Other excellent restaurants in the city include Copelands (modern and informal, they do excellent Louisiana crab cakes) on St Charles Avenue, a short distance from the Quarter; and The Upperline (old-fashioned and more formal, where you have to try the "original" fried green tomato with shrimp remoulade). As for jazz, there are many different moods, depending where you go, even on a Monday night, which is our only chance to sample the choices. We start at the Crescent City Brewhouse on Decatur Street where you can eat seafood and drink their range of "handcrafted" beers while listening to mellow progressive jazz.

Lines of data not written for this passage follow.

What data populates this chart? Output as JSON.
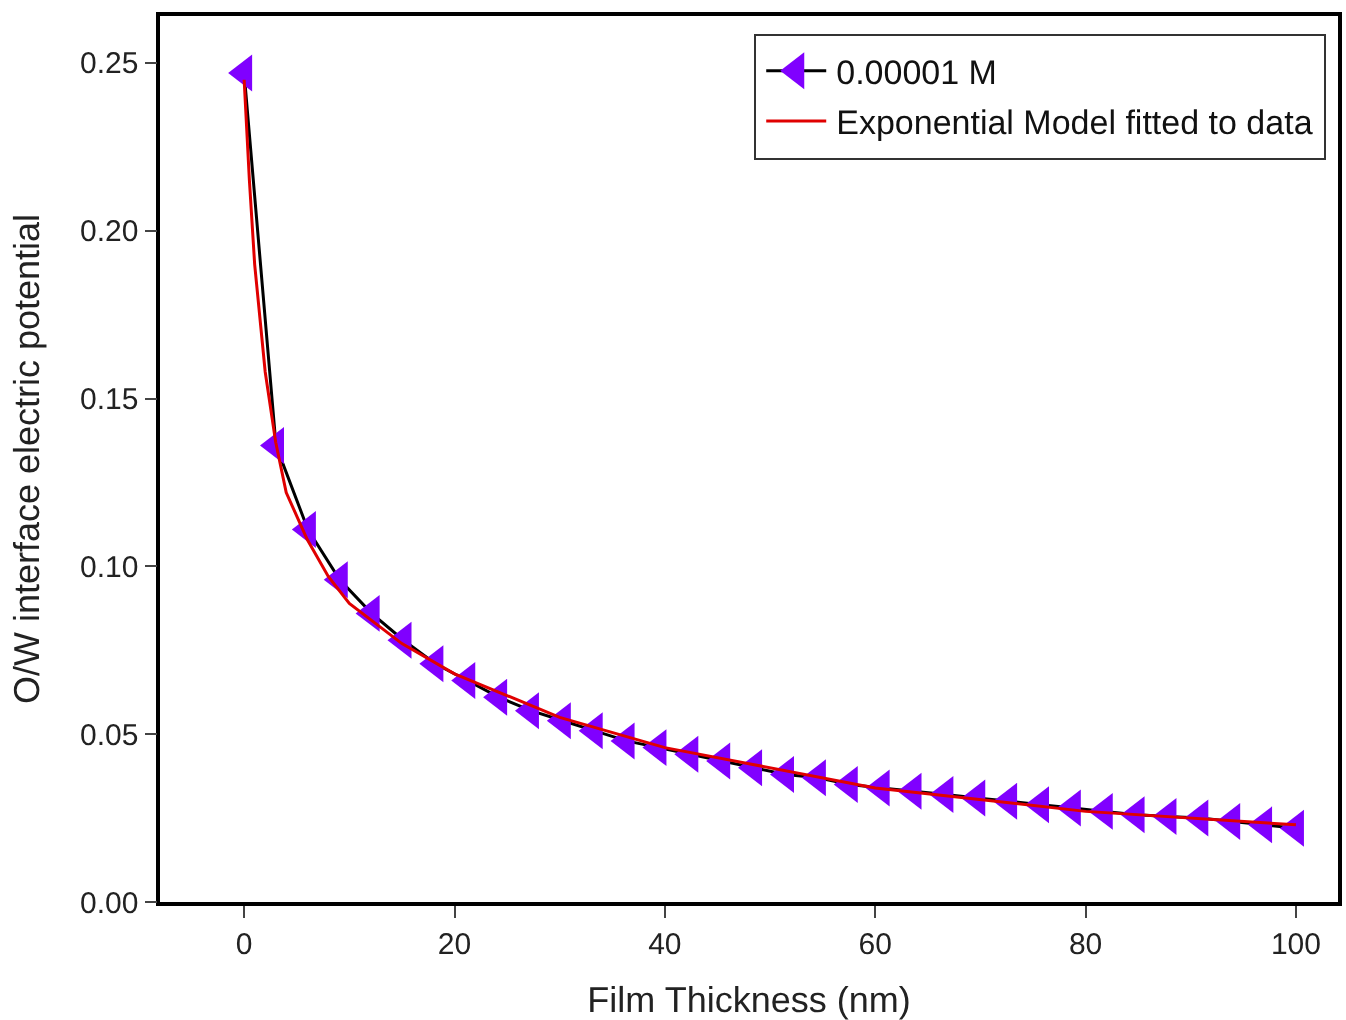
{
  "chart_data": {
    "type": "line",
    "xlabel": "Film Thickness (nm)",
    "ylabel": "O/W interface electric potential",
    "xlim": [
      -8,
      104
    ],
    "xticks": [
      0,
      20,
      40,
      60,
      80,
      100
    ],
    "ylim": [
      0,
      0.264
    ],
    "yticks": [
      {
        "value": 0,
        "label": "0.00"
      },
      0.05,
      {
        "value": 0.1,
        "label": "0.10"
      },
      0.15,
      {
        "value": 0.2,
        "label": "0.20"
      },
      0.25
    ],
    "legend": "top right",
    "series": [
      {
        "name": "0.00001 M",
        "color": "#000000",
        "colors": [
          "#8000ff",
          "#8000ff",
          "#8000ff",
          "#8000ff",
          "#8000ff",
          "#8000ff",
          "#8000ff",
          "#8000ff",
          "#8000ff",
          "#8000ff",
          "#8000ff",
          "#8000ff",
          "#8000ff",
          "#8000ff",
          "#8000ff",
          "#8000ff",
          "#8000ff",
          "#8000ff",
          "#8000ff",
          "#8000ff",
          "#8000ff",
          "#8000ff",
          "#8000ff",
          "#8000ff",
          "#8000ff",
          "#8000ff",
          "#8000ff",
          "#8000ff",
          "#8000ff",
          "#8000ff",
          "#8000ff",
          "#8000ff",
          "#8000ff",
          "#8000ff"
        ],
        "marker": "triangle",
        "x": [
          0,
          3.03,
          6.06,
          9.09,
          12.12,
          15.15,
          18.18,
          21.21,
          24.24,
          27.27,
          30.3,
          33.33,
          36.36,
          39.39,
          42.42,
          45.45,
          48.48,
          51.52,
          54.55,
          57.58,
          60.61,
          63.64,
          66.67,
          69.7,
          72.73,
          75.76,
          78.79,
          81.82,
          84.85,
          87.88,
          90.91,
          93.94,
          96.97,
          100
        ],
        "values": [
          0.247,
          0.136,
          0.111,
          0.096,
          0.086,
          0.078,
          0.071,
          0.066,
          0.061,
          0.057,
          0.054,
          0.051,
          0.048,
          0.046,
          0.044,
          0.042,
          0.04,
          0.038,
          0.037,
          0.035,
          0.034,
          0.033,
          0.032,
          0.031,
          0.03,
          0.029,
          0.028,
          0.027,
          0.026,
          0.0255,
          0.025,
          0.024,
          0.023,
          0.022
        ]
      },
      {
        "name": "Exponential Model fitted to data",
        "color": "#e00000",
        "marker": "none",
        "x": [
          0,
          0.5,
          1,
          2,
          3,
          4,
          6,
          8,
          10,
          15,
          20,
          30,
          40,
          60,
          80,
          100
        ],
        "values": [
          0.245,
          0.215,
          0.19,
          0.158,
          0.137,
          0.122,
          0.108,
          0.097,
          0.089,
          0.077,
          0.068,
          0.055,
          0.046,
          0.034,
          0.027,
          0.023
        ]
      }
    ]
  }
}
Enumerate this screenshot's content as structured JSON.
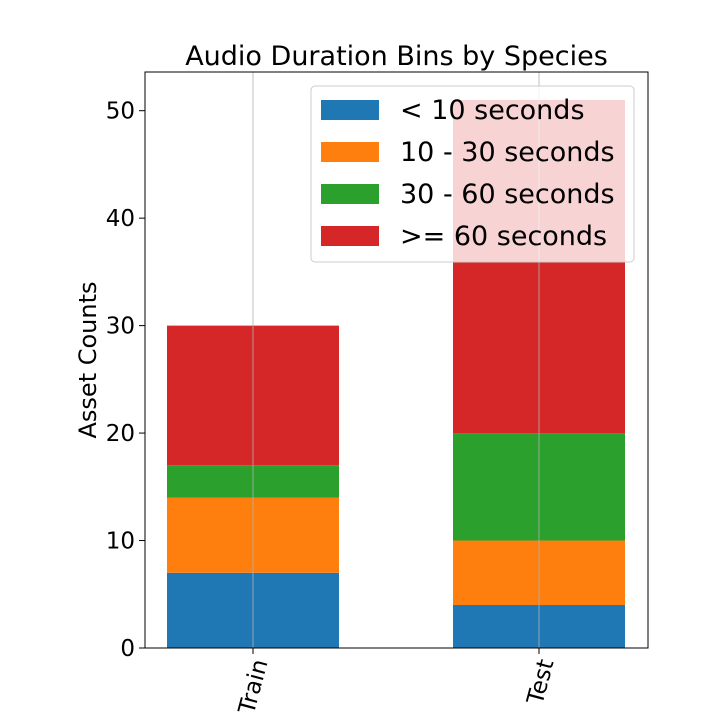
{
  "chart_data": {
    "type": "bar",
    "stacked": true,
    "title": "Audio Duration Bins by Species",
    "xlabel": "",
    "ylabel": "Asset Counts",
    "categories": [
      "Train",
      "Test"
    ],
    "series": [
      {
        "name": "< 10 seconds",
        "color": "#1f77b4",
        "values": [
          7,
          4
        ]
      },
      {
        "name": "10 - 30 seconds",
        "color": "#ff7f0e",
        "values": [
          7,
          6
        ]
      },
      {
        "name": "30 - 60 seconds",
        "color": "#2ca02c",
        "values": [
          3,
          10
        ]
      },
      {
        "name": ">= 60 seconds",
        "color": "#d62728",
        "values": [
          13,
          31
        ]
      }
    ],
    "ylim": [
      0,
      53.6
    ],
    "yticks": [
      0,
      10,
      20,
      30,
      40,
      50
    ],
    "grid": "vertical lines at category positions",
    "legend_position": "top-right"
  }
}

I order a pleasant wheat lager with "a banana turn". We are lucky enough to catch a marvellous impromptu session of Dixieland jazz at the cosy and unpretentious Fritzel's on Bourbon Street. The ad hoc group is joined briefly by the fattest man I have ever seen - big Al Carson - whose voice is rich and magnificent. We then listen to piano jazz and a throaty Louis Armstrong sound-a-like (whose home town this was) at Lafitte's, an old and wonderfully shabby former blacksmith's shop, with its shutters hanging off their hinges. The smoky, intimate interior is lit with wavering candles. Although closed on Monday nights, the best place to go for veteran jazz musicians is Preservation Hall on St Peter Street.

On the same street we find the voodoo shop still open, offering a mixture of icons and fertility symbols, potions, statues and medallions. There is a shrine to Marie Leveau - the deceased voodoo queen - featuring a portrait where her grey hair stands up in snakes' heads. The inclusive shrine sports a crucifix alongside chickens' feet and alligator heads. Voodoo, which came with the slaves from Africa, is still practised in the city.

New Orleans has been a magnet for writers, whom, as Lafcadio Hearn noted, have tended to let their literary zeal be swamped in the good-time, hard-drinking atmosphere of the place. We saunter past the corner where William Faulkner soaked in bourbon and tossed orange peel at passersby from his balcony apartment on Pirate's Alley.

Best of all, the house where Tennessee Williams wrote A Streetcar Named Desire survives, complete with the balcony where Stella stands when Stanley Kowalski yells her name lustily from the street below. There is a "Stella Hollering Competition", where would-be swains try to outdo Marlon Brando, at the Tennessee Williams Festival in March.

I am charmed to discover that Desire is actually a street in New Orleans; other fanciful street names include Elysian Fields and Eurydice. As for streetcars, you can still ride the old-fashioned trolleys all over the city, and the streetcar to St Charles Avenue (cost: $1) is well worth taking. The trolley will take you as far as the Loyola and Tulane campuses, and you can walk back down the Avenue enjoying the Garden District, with its mature trees (including pecan, live oak and southern magnolia) and the wonderful old houses, magnificent white and blue clapboard affairs with porches, turrets and stained glass (there are also some ostentatious wedding-cake neoclassical monstrosities).

Back in the Quarter, if the noise and bustle is too much, take a saunter through Jackson Park and sit beside the Mississippi to watch the sun set. There are picturesque oldtime boats moored at the river's edge - some are stationary casinos; others will take you on tours of the river, where, upstream, you can see the elegant antebellum mansions of the old sugar plantation owners, as well as a few slave cabins.

Interestingly enough, it was immigrants fleeing the Famine in Ireland who ended up in the thriving port of New Orleans, and quickly got work digging the city's channels, as slave-owners reckoned their slaves were too valuable to do such heavy labour (many of the unfortunate Irish were carried off by an epidemic of yellow fever in 1853). There are several Irish pubs in the city, one called, appropiately O'Flatherty's Irish Channel Pub on Toulouse Street, and one called Haggerty's (the city has a thriving gay and transvestite subculture).

A day trip possibility outside the city is an outing to the Cajun wetlands, where French patois is still spoken. Boat trips on the marshy bayou yield vistas of huge trees bearded with Spanish moss, grey-blue Louisiana herons, egrets, and of course, 'gators posing as logs.

So, if you're off now to book your flight, drop that Irish pronunciation, It is not "Nyou Orleeeens", but "Noo Oarlins". And if you want to sound really cool, just say you're headed for the Big Easy.